Beichtansprache
(Pastor Gert Kelter am Drittletzten Sonntag im Kirchenjahr 2003)
Versöhnt zum Abendmahl
Darum: wenn du deine Gabe auf dem Altar opferst und dort kommt dir in den
Sinn, dass dein Bruder etwas gegen dich hat,
so lass dort vor dem Altar deine Gabe und geh zuerst hin und versöhne dich mit
deinem Bruder und dann komm und opfere deine Gabe. (Matthäus 5,23-24)
Liebe Beichtgemeinde,
So lange ist das noch gar nicht her, dass man bei uns selbstverständlich und nahezu ausnahmslos erst zur Beichte und dann zum Hl. Abendmahl ging. Im Augsburgischen Bekenntnis lesen wir, wie es in der Reformationszeit war. Dort heißt es in Art. 25 „Über die Beichte": „Auch bei uns ist es üblich, keinem das Sakrament zu reichen, der nicht vorher befragt wurde und die Vergebung empfangen hat."
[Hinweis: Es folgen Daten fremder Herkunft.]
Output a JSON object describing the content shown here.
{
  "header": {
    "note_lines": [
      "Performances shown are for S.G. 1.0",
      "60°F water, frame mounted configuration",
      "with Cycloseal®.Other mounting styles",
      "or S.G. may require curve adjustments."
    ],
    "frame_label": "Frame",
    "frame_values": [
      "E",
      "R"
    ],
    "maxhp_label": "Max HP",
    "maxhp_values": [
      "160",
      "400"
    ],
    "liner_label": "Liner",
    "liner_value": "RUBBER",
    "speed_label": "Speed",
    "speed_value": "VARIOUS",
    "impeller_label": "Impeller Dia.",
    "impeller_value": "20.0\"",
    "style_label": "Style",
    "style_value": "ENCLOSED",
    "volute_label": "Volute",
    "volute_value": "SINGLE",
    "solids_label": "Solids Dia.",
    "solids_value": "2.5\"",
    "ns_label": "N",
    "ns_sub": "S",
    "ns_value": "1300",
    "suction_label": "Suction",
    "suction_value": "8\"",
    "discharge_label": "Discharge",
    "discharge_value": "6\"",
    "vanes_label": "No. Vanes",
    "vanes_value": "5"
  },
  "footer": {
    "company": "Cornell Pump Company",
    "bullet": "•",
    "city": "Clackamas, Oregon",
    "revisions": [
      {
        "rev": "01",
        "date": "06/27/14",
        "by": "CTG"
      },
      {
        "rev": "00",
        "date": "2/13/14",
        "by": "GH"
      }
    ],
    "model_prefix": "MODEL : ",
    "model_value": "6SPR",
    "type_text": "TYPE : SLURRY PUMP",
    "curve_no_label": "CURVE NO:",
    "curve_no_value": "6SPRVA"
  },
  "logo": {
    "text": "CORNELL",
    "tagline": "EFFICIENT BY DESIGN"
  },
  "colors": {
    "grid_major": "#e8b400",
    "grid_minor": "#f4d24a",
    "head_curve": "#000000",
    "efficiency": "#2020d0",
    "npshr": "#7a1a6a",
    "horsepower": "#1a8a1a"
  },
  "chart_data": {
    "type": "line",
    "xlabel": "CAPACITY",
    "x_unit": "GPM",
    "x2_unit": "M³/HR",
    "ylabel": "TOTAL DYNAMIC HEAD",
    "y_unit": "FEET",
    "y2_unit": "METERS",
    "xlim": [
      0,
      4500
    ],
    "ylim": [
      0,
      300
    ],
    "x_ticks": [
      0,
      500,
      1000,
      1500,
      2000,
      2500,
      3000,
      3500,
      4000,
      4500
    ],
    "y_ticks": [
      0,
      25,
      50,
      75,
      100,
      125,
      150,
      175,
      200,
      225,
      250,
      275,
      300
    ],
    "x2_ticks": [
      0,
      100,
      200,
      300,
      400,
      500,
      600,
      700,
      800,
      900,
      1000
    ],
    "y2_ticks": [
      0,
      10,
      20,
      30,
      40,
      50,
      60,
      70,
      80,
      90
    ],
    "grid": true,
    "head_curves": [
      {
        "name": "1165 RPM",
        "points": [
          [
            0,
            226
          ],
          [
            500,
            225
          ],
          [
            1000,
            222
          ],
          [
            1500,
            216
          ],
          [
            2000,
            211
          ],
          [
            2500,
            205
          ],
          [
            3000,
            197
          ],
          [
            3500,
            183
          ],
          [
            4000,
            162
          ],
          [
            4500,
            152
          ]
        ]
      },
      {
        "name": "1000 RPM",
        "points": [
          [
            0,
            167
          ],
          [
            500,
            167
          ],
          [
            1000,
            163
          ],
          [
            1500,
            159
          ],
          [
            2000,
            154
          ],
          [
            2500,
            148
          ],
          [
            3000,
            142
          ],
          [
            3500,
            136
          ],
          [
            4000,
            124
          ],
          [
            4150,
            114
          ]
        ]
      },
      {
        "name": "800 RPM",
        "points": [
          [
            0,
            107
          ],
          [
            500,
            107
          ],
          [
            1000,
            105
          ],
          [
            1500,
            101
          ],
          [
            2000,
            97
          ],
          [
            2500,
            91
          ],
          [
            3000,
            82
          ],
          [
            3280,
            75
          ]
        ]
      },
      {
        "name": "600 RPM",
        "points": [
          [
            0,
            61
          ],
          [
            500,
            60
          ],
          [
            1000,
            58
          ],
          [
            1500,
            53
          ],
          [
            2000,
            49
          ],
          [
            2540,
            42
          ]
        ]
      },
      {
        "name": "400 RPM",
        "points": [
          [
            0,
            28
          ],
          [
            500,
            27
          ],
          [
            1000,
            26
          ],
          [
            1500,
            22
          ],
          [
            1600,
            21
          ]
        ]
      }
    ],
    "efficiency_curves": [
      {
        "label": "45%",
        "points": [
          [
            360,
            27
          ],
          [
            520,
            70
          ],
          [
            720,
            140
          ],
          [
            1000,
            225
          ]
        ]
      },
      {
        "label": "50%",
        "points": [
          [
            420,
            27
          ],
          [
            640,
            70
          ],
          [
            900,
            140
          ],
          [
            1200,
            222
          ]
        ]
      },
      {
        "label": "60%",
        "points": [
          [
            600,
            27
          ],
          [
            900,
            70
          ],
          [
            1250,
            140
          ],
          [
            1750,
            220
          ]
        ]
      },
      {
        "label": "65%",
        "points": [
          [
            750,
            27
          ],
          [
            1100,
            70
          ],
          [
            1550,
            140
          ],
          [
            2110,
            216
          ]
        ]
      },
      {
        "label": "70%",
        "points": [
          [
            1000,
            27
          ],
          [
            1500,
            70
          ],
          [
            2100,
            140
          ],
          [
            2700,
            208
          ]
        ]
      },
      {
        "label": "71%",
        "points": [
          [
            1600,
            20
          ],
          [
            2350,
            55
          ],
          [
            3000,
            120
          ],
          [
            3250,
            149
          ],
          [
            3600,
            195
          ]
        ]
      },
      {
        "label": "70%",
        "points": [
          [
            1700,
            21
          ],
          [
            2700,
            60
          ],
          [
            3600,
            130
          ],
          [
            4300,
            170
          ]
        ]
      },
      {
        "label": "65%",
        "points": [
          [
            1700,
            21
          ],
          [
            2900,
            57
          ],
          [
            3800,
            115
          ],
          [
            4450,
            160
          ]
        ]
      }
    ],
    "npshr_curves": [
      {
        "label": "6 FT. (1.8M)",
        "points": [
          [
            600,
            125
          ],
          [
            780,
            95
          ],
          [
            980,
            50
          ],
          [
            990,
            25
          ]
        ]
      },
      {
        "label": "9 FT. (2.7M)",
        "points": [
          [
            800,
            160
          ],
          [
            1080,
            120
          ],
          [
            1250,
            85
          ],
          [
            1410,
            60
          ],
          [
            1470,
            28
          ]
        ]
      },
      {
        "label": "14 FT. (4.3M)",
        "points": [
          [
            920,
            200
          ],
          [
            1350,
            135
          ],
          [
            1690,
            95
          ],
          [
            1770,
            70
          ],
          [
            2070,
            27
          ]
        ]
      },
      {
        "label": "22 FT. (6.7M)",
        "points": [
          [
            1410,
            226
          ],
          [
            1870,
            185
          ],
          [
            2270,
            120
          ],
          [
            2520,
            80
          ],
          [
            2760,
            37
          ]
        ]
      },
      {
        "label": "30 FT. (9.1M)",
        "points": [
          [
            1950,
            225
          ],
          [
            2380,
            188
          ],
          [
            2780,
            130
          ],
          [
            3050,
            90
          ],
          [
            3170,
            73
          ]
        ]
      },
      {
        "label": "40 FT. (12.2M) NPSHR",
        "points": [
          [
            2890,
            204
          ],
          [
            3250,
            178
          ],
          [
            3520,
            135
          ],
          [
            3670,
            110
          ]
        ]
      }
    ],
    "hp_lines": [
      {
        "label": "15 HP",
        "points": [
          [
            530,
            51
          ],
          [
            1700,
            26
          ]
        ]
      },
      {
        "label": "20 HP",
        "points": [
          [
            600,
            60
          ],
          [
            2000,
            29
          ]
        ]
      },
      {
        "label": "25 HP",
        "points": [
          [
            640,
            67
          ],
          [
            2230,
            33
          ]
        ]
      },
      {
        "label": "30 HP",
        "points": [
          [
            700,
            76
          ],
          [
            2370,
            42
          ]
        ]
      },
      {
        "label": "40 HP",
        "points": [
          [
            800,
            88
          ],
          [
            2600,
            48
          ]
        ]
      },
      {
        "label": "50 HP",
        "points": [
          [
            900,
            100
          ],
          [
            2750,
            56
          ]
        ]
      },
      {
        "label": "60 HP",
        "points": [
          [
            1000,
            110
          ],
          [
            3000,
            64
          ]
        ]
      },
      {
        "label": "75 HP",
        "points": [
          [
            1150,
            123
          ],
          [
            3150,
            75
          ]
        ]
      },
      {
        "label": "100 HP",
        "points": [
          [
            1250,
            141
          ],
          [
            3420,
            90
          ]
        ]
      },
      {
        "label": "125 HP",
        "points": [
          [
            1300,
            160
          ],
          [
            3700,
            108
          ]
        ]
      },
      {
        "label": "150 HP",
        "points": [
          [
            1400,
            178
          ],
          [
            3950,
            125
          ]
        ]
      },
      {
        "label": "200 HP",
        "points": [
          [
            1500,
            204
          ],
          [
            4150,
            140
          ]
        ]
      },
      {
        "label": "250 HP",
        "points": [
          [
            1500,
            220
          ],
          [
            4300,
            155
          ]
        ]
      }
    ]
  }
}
In den letzten Jahrzehnten kam dann die Frage auf, ob denn dieser Zusammenhang von Beichte und Abendmahl unbedingt nötig sei, wo man doch in beiden Fällen dasselbe, nämlich Vergebung der Sünden empfange.
Und heute haben wir es mit der wenig erfreulichen Tatsache zu tun, dass es eine kleine Beichtgemeinde gibt, die mit der viel größeren Abendmahlsgemeinde nicht mehr identisch ist. Es gibt Menschen, Gemeindeglieder, die nie zur Beichte und durchaus häufig zum Hl. Abendmahl gehen. Nun ist bei uns aber auch die persönliche Anmeldung zum Sakramentsgang durch den Eintrag ins Abendmahlsbuch ersetzt worden und auch vorher schon hatten sich nur etwa ein Viertel der tatsächlichen Kommunikanten noch in der Sakristei angemeldet. Es gibt also kaum noch die Möglichkeit der im Augsburgischen Bekenntnis so genannten „Befragung". Dabei wurde der Kommunikant nach seinem Abendmahlsglauben befragt und zugleich erhielt er, üblicherweise nach der Einzelbeichte und der Absolution, die Zulassung zum Sakrament ausgesprochen. Voraussetzung dafür war neben dem Bekenntnis zum biblischen Abendmahlsglauben, dass er versöhnt war. Mit Gott und mit seinen Mitmenschen. In unversöhnter und unversöhnlicher Haltung kann und darf ich das Hl. Abendmahl nicht empfangen, wenn ich es mir nicht zum Schaden nehmen will.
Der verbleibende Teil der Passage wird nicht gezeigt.